BRUSSELS (Reuters) – The European Union is ready to deepen trade ties with Turkey but will maintain the threat of economic sanctions if Ankara moves against the bloc’s interests, according to a draft statement due to be agreed by EU leaders at a summit on Thursday.
The offer of closer economic links, mixed with threats, reflects the complex relationship between Turkey, an EU candidate, and the world’s largest trading bloc, which have drifted apart but are now seeking improved ties.
The draft, seen by Reuters and dated March 22, says EU leaders will “work on a mandate for the modernisation of the customs union”, referring to a 1995 EU-Turkey trade deal that could be expanded to include services, public procurement and farm goods.
The leaders’ summit will build on a report by EU foreign affairs chief Josep Borrell and the European Commission released on Tuesday that calls for “modernisation and expansion of the scope of the current EU-Turkey customs union”.
The leaders will also say at the summit, due to take place by video conference on Thursday and Friday, that Turkey deserves more financial support for hosting millions of Syrian refugees and more high-profile diplomatic contacts.

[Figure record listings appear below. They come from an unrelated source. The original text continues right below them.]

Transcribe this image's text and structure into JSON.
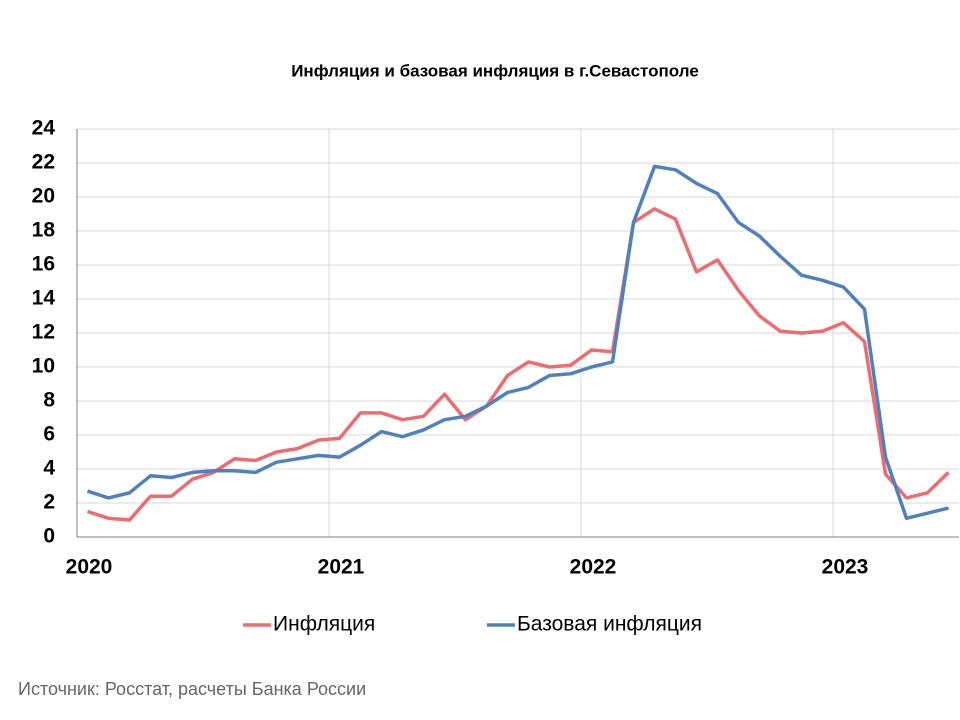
{
  "chart_data": {
    "type": "line",
    "title": "Инфляция и базовая инфляция в г.Севастополе",
    "source": "Источник: Росстат, расчеты Банка России",
    "x": [
      0.5,
      1.5,
      2.5,
      3.5,
      4.5,
      5.5,
      6.5,
      7.5,
      8.5,
      9.5,
      10.5,
      11.5,
      12.5,
      13.5,
      14.5,
      15.5,
      16.5,
      17.5,
      18.5,
      19.5,
      20.5,
      21.5,
      22.5,
      23.5,
      24.5,
      25.5,
      26.5,
      27.5,
      28.5,
      29.5,
      30.5,
      31.5,
      32.5,
      33.5,
      34.5,
      35.5,
      36.5,
      37.5,
      38.5,
      39.5,
      40.5,
      41.5
    ],
    "series": [
      {
        "name": "Инфляция",
        "color": "#ee6b71",
        "values": [
          1.5,
          1.1,
          1.0,
          2.4,
          2.4,
          3.4,
          3.8,
          4.6,
          4.5,
          5.0,
          5.2,
          5.7,
          5.8,
          7.3,
          7.3,
          6.9,
          7.1,
          8.4,
          6.9,
          7.7,
          9.5,
          10.3,
          10.0,
          10.1,
          11.0,
          10.9,
          18.5,
          19.3,
          18.7,
          15.6,
          16.3,
          14.5,
          13.0,
          12.1,
          12.0,
          12.1,
          12.6,
          11.5,
          3.7,
          2.3,
          2.6,
          3.8
        ]
      },
      {
        "name": "Базовая инфляция",
        "color": "#4f81bd",
        "values": [
          2.7,
          2.3,
          2.6,
          3.6,
          3.5,
          3.8,
          3.9,
          3.9,
          3.8,
          4.4,
          4.6,
          4.8,
          4.7,
          5.4,
          6.2,
          5.9,
          6.3,
          6.9,
          7.1,
          7.7,
          8.5,
          8.8,
          9.5,
          9.6,
          10.0,
          10.3,
          18.5,
          21.8,
          21.6,
          20.8,
          20.2,
          18.5,
          17.7,
          16.5,
          15.4,
          15.1,
          14.7,
          13.4,
          4.7,
          1.1,
          1.4,
          1.7
        ]
      }
    ],
    "xlim": [
      0,
      42
    ],
    "xticks": [
      {
        "value": 0,
        "label": "2020"
      },
      {
        "value": 12,
        "label": "2021"
      },
      {
        "value": 24,
        "label": "2022"
      },
      {
        "value": 36,
        "label": "2023"
      }
    ],
    "ylim": [
      0,
      24
    ],
    "yticks": [
      0,
      2,
      4,
      6,
      8,
      10,
      12,
      14,
      16,
      18,
      20,
      22,
      24
    ],
    "grid": true,
    "legend": "bottom"
  }
}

The EU is expected to provide fresh funds from 2022 for the four million refugees that Turkey hosts, following some six billion euros ($7.13 billion) spent over the past four years.
But such progress would only be possible if Turkey respected human rights and showed greater flexibility over the divided island of Cyprus and energy exploration in disputed waters in the eastern Mediterranean.
Leaders will also threaten sanctions in the event of “renewed provocations or unilateral actions in breach of international law”, according to the draft statement.
In December EU leaders had proposed asset freezes and travel bans over Turkey’s “unauthorised drilling activities” for natural gas in the eastern Mediterranean.
But a more constructive tone from Turkish President Tayyip Erdogan this year prompted the EU to halt work on those sanctions.
The EU report said a sliding scale of sanctions, to be used only as leverage, could include punitive measures on individuals, moving up towards important sectors such as energy and tourism.
Targeting tourism, which accounts for up to 12% of the Turkish economy, appeared to be a new threat from Brussels, which has decried Erdogan’s increasingly authoritarian rule. Turkey’s EU membership talks are frozen.